- Born: 2 November 1863 Port Elizabeth, South Africa
- Died: 5 October 1943 (aged 80) Montreux, Switzerland
- Education: Bedford Modern School
- Known for: Newspaper Publisher

= William Fairbridge =

Rhodesian newspaper publisher and municipal official

William Ernest Fairbridge JP (2 November 1863 – 5 October 1943) was a Rhodesian newspaper publisher and municipal official during the early British occupation of Southern Rhodesia. A man, "whose indomitable pluck in the face of endless discouragements deserves an honourable place in the history of journalistic enterprise," he published Rhodesia's first newspaper, the Mashonaland Herald and Zambesian Times in 1891. He also served as the first Mayor of Salisbury in 1897. He subsequently became a leading publishing executive with the Argus group of newspapers in South Africa.

== Early life and career ==
William Ernest Fairbridge was the son of William Alexander Fairbridge of Port Elizabeth. He was born on 2 November 1863 and was educated at Bedford Modern School in England. In 1890 he was appointed by the Argus Group of newspapers as the company's representative in Rhodesia and duly set out on a six-month journey on a scotch cart drawn by oxen from Mafeking to Fort Salisbury.
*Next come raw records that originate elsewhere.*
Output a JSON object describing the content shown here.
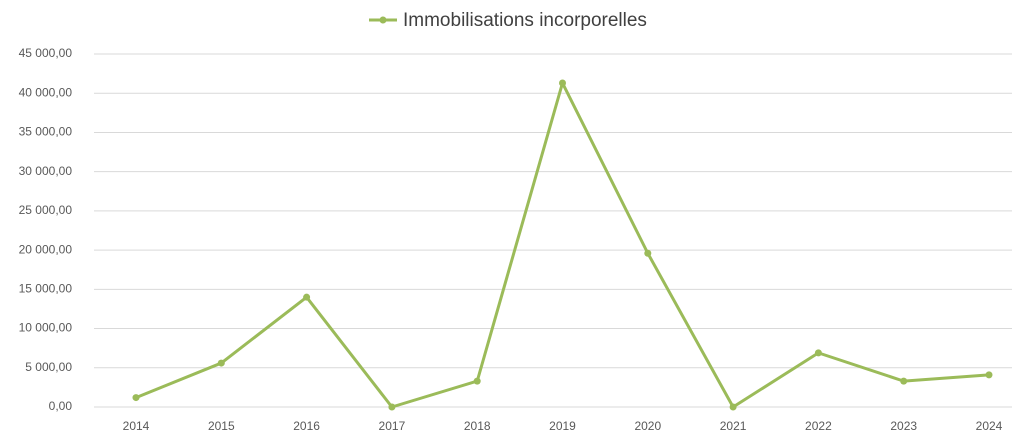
{
  "chart_data": {
    "type": "line",
    "categories": [
      "2014",
      "2015",
      "2016",
      "2017",
      "2018",
      "2019",
      "2020",
      "2021",
      "2022",
      "2023",
      "2024"
    ],
    "series": [
      {
        "name": "Immobilisations incorporelles",
        "color": "#9bbb59",
        "values": [
          1200,
          5600,
          14000,
          0,
          3300,
          41300,
          19600,
          0,
          6900,
          3300,
          4100
        ]
      }
    ],
    "ylim": [
      0,
      45000
    ],
    "yticks": [
      {
        "value": 0,
        "label": "0,00"
      },
      {
        "value": 5000,
        "label": "5 000,00"
      },
      {
        "value": 10000,
        "label": "10 000,00"
      },
      {
        "value": 15000,
        "label": "15 000,00"
      },
      {
        "value": 20000,
        "label": "20 000,00"
      },
      {
        "value": 25000,
        "label": "25 000,00"
      },
      {
        "value": 30000,
        "label": "30 000,00"
      },
      {
        "value": 35000,
        "label": "35 000,00"
      },
      {
        "value": 40000,
        "label": "40 000,00"
      },
      {
        "value": 45000,
        "label": "45 000,00"
      }
    ],
    "grid": true,
    "legend": "top"
  }
}
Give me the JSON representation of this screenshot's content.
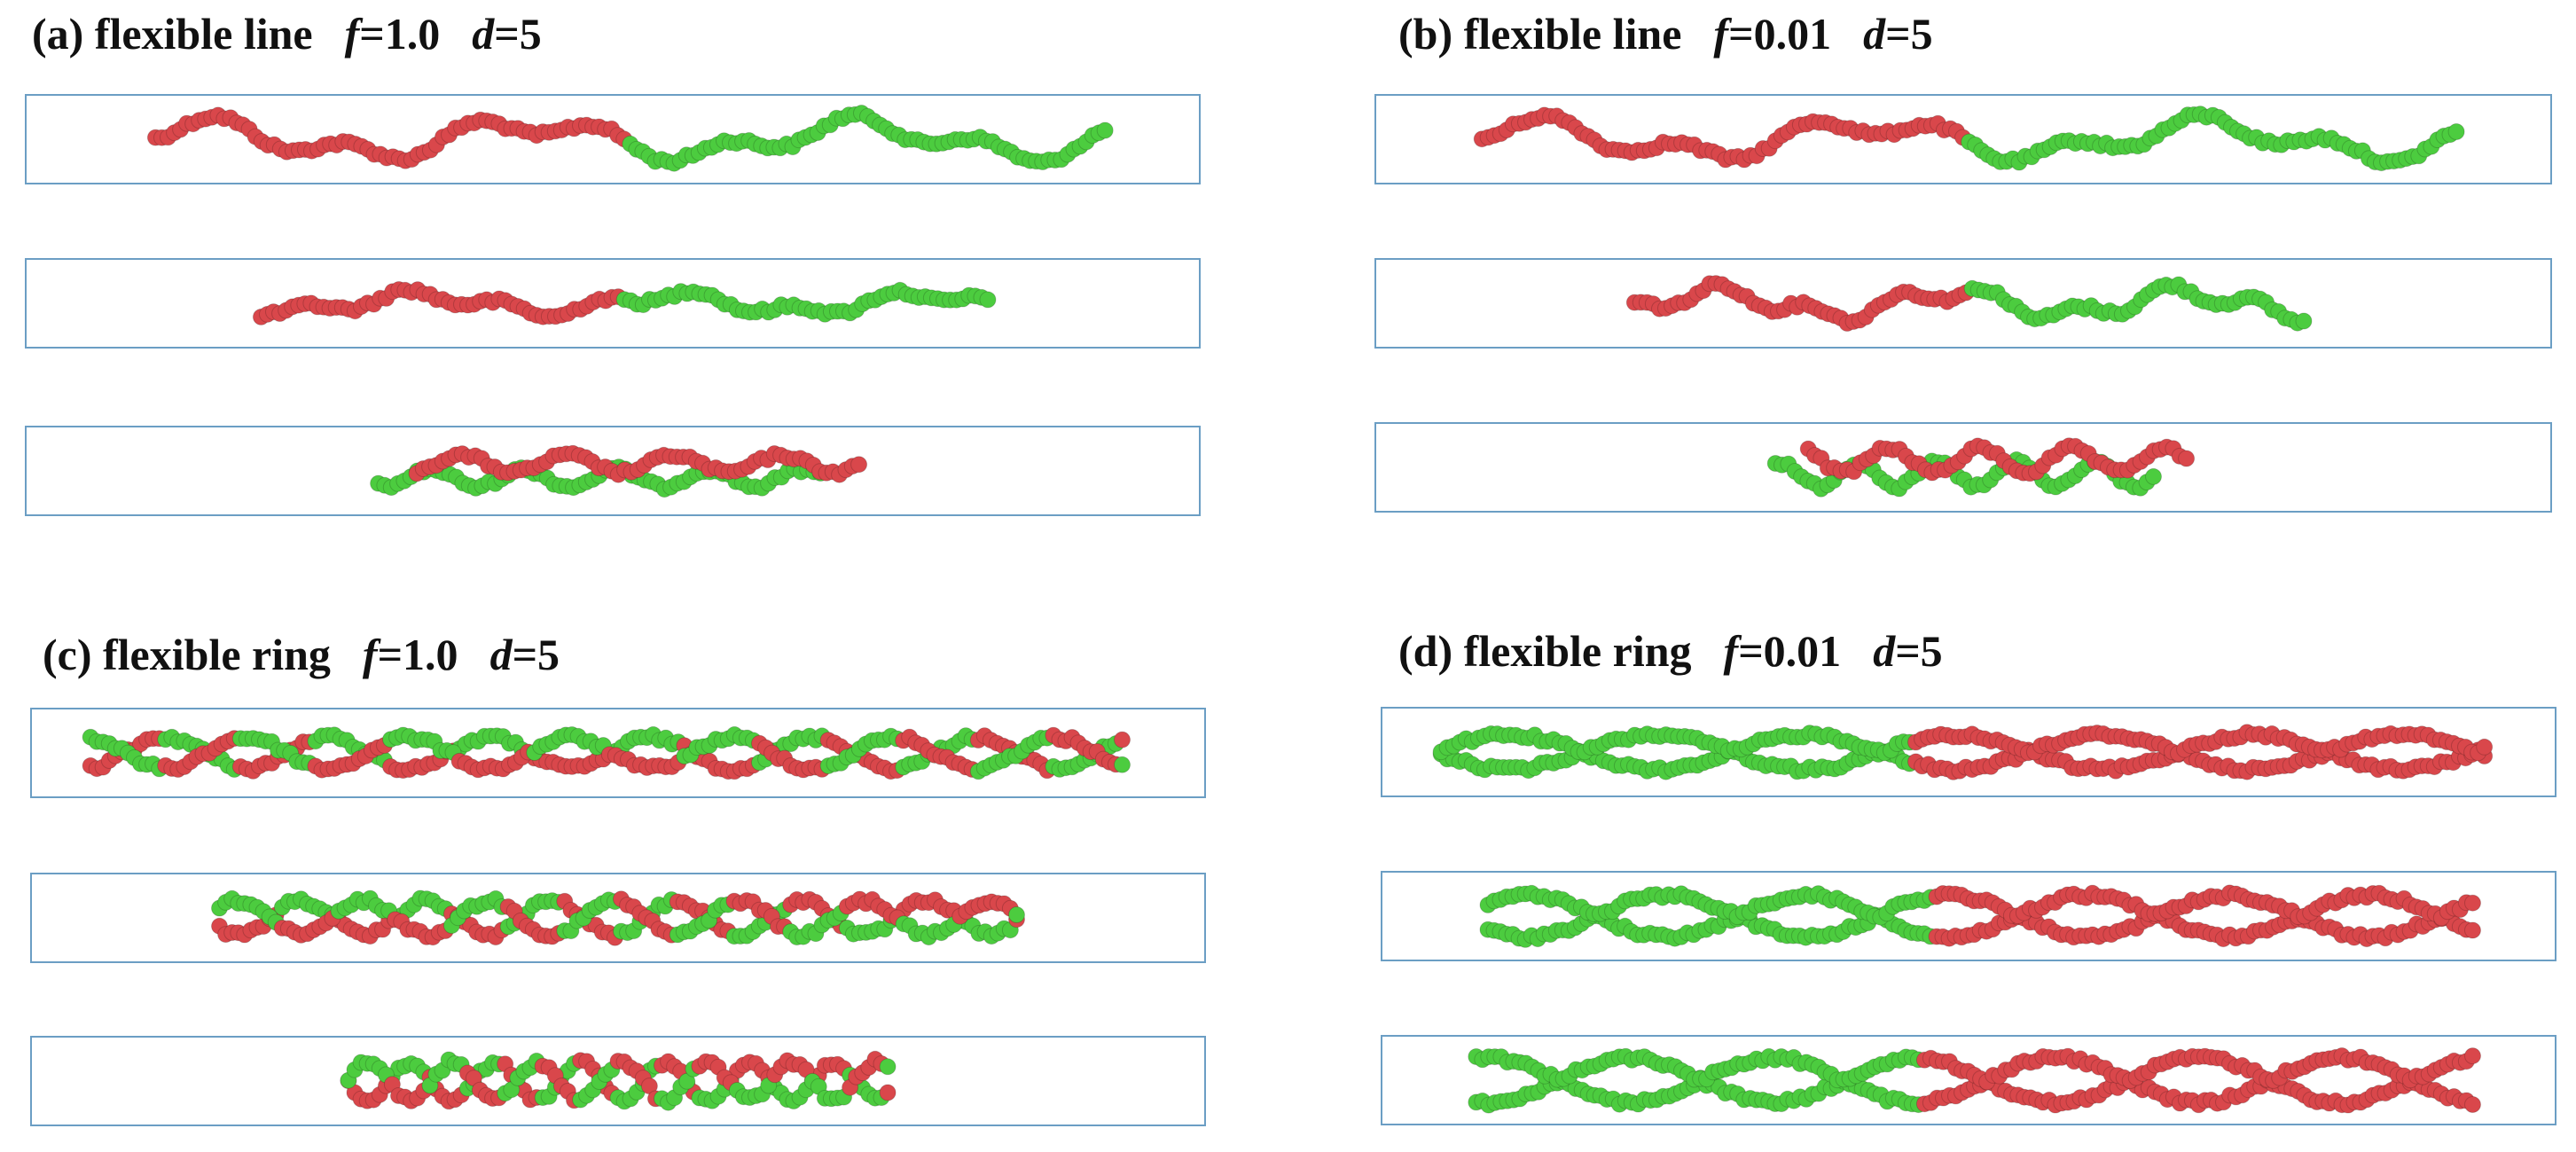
{
  "colors": {
    "red_bead": "#d9474b",
    "green_bead": "#4ccc3f",
    "frame": "#6b9ec4"
  },
  "panels": [
    {
      "id": "a",
      "label": "(a) flexible line",
      "f_sym": "f",
      "f_val": "=1.0",
      "d_sym": "d",
      "d_val": "=5",
      "rows": [
        {
          "kind": "split-line",
          "span": [
            0.11,
            0.92
          ],
          "amp": 0.28
        },
        {
          "kind": "split-line",
          "span": [
            0.2,
            0.82
          ],
          "amp": 0.16
        },
        {
          "kind": "overlap-line",
          "span": [
            0.3,
            0.71
          ],
          "amp": 0.1
        }
      ]
    },
    {
      "id": "b",
      "label": "(b) flexible line",
      "f_sym": "f",
      "f_val": "=0.01",
      "d_sym": "d",
      "d_val": "=5",
      "rows": [
        {
          "kind": "split-line",
          "span": [
            0.09,
            0.92
          ],
          "amp": 0.28
        },
        {
          "kind": "split-line",
          "span": [
            0.22,
            0.79
          ],
          "amp": 0.22
        },
        {
          "kind": "overlap-line",
          "span": [
            0.34,
            0.69
          ],
          "amp": 0.14
        }
      ]
    },
    {
      "id": "c",
      "label": "(c) flexible ring",
      "f_sym": "f",
      "f_val": "=1.0",
      "d_sym": "d",
      "d_val": "=5",
      "rows": [
        {
          "kind": "mixed-ring",
          "span": [
            0.05,
            0.93
          ],
          "amp": 0.18
        },
        {
          "kind": "mixed-ring",
          "span": [
            0.16,
            0.84
          ],
          "amp": 0.2
        },
        {
          "kind": "mixed-ring",
          "span": [
            0.27,
            0.73
          ],
          "amp": 0.22
        }
      ]
    },
    {
      "id": "d",
      "label": "(d) flexible ring",
      "f_sym": "f",
      "f_val": "=0.01",
      "d_sym": "d",
      "d_val": "=5",
      "rows": [
        {
          "kind": "split-ring",
          "span": [
            0.05,
            0.94
          ],
          "amp": 0.2
        },
        {
          "kind": "split-ring",
          "span": [
            0.09,
            0.93
          ],
          "amp": 0.24
        },
        {
          "kind": "split-ring",
          "span": [
            0.08,
            0.93
          ],
          "amp": 0.26
        }
      ]
    }
  ]
}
Undeterred by the absence of even the most rudimentary printing equipment Fairbridge published the first issue of the Mashonaland Herald and Zambesian Times on 27 June 1891. The publication was a hand-written news sheet that was reproduced by a Cyclostyle, or early stenograph, process. Fairbridge had no ink and so had to make it himself. He also had to source paper for each edition as he had brought no supply of his own. He supported the venture by readers' subscriptions which could take the form of a pot of marmalade, a box of candles or an old spade.

Although the Mashonaland Herald was inevitably of variable quality, its success demonstrated the demand for a Rhodesian newspaper. Fairbridge re-launched the Mashonaland Herald as the Rhodesia Herald in 1892. This was a printed newspaper, and he followed this by founding the Bulawayo Chronicle in 1894. Both publications remain as the two longest established newspapers in Zimbabwe

== Municipal and political affairs ==
Fairbridge served as a JP for Rhodesia and in 1897-98 served as the first mayor of Salisbury upon it being granted municipal status, and incorporated the family motto of Discrimine Salus in the town's first coat of arms. From his arrival in Rhodesia in 1891 Fairbridge had been politically active. He was not shy of criticising the British administration and had been forced to tone down his views expressed in the Mashonaland Herald. In 1899 he stood in the first Southern Rhodesian Legislative Council election, but, despite having the inevitable editorial support of his own newspapers, he failed in his bid to be elected as a member of the Mashonaland District.

== Later career and life ==
Fairbridge eventually returned to South Africa to become General Manager of the Argus Newspaper Company and managing director of the Cape Argus. He retired to Switzerland and died at Montreux on 5 October 1943.